26 mar 2013

FEÉRICOS #12

Como ya expliqué la semana pasada, y debido a comentarios que me han hecho y correos que he recibido de lectores interesándose por la segunda parte del cuento de los Feéricos, me decidí a seguir escribiendo la historia. Para los que no hayan seguido el hilo del cuento, les haré una breve sinopsis de lo que fue la primera parte. 
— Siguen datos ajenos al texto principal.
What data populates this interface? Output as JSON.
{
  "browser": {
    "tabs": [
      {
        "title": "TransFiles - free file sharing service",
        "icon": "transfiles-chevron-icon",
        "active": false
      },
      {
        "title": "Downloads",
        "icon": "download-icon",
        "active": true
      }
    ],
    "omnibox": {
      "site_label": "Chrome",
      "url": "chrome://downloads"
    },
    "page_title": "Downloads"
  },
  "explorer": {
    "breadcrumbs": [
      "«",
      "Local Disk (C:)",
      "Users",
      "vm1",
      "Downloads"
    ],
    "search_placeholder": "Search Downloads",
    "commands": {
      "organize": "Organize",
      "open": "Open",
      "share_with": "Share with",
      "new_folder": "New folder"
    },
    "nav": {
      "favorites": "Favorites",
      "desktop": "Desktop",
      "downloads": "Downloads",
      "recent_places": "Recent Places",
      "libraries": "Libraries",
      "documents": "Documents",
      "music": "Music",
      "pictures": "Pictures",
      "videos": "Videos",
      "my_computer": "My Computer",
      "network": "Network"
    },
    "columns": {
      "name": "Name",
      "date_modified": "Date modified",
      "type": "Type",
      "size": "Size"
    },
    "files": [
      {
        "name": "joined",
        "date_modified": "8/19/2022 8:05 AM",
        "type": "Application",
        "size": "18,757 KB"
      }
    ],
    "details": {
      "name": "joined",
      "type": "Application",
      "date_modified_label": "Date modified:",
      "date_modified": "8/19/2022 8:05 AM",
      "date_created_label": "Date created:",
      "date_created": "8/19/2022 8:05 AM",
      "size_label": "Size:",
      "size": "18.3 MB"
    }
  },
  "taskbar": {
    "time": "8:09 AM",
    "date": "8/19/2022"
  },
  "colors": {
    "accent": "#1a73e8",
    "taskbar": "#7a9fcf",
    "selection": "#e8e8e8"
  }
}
Un buen amigo decidió contar la experiencia que vivió cuando era un niño. Un día se perdió cerca del río Majaceite y no se sabe bien cómo, fue protegido por unos seres mágicos, en lo profundo del bosque. Pasó con ellos toda la noche, tiempo en el cual una sílfide le contó varias historias sobre el pueblo feérico. Esas historias son las que capítulo a capítulo fui relatando. Aventuras de duendes, trasgos, hadas, etc., siempre con el telón de fondo de un paisaje tan hermoso como los alrededores del Majaceite. Realidad y sueño. Cuando se acabaron las historias sobre estos personajes, decidí acudir al encuentro de la persona que me los contó. Para mi sorpresa, este amigo no estaba en su casa, al parecer, según su mujer, había sufrido una crisis y estaba ingresado en una unidad de psiquiatría de Sevilla. 
Pasaron varios días, los cuales estuve dudando si ir a visitarlo a Sevilla o esperar a que se recuperara. Pero pasaban las semanas y aparentemente no había mejoría. Una tarde, después de llegar del trabajo, me subí al coche y puse rumbo a la capital.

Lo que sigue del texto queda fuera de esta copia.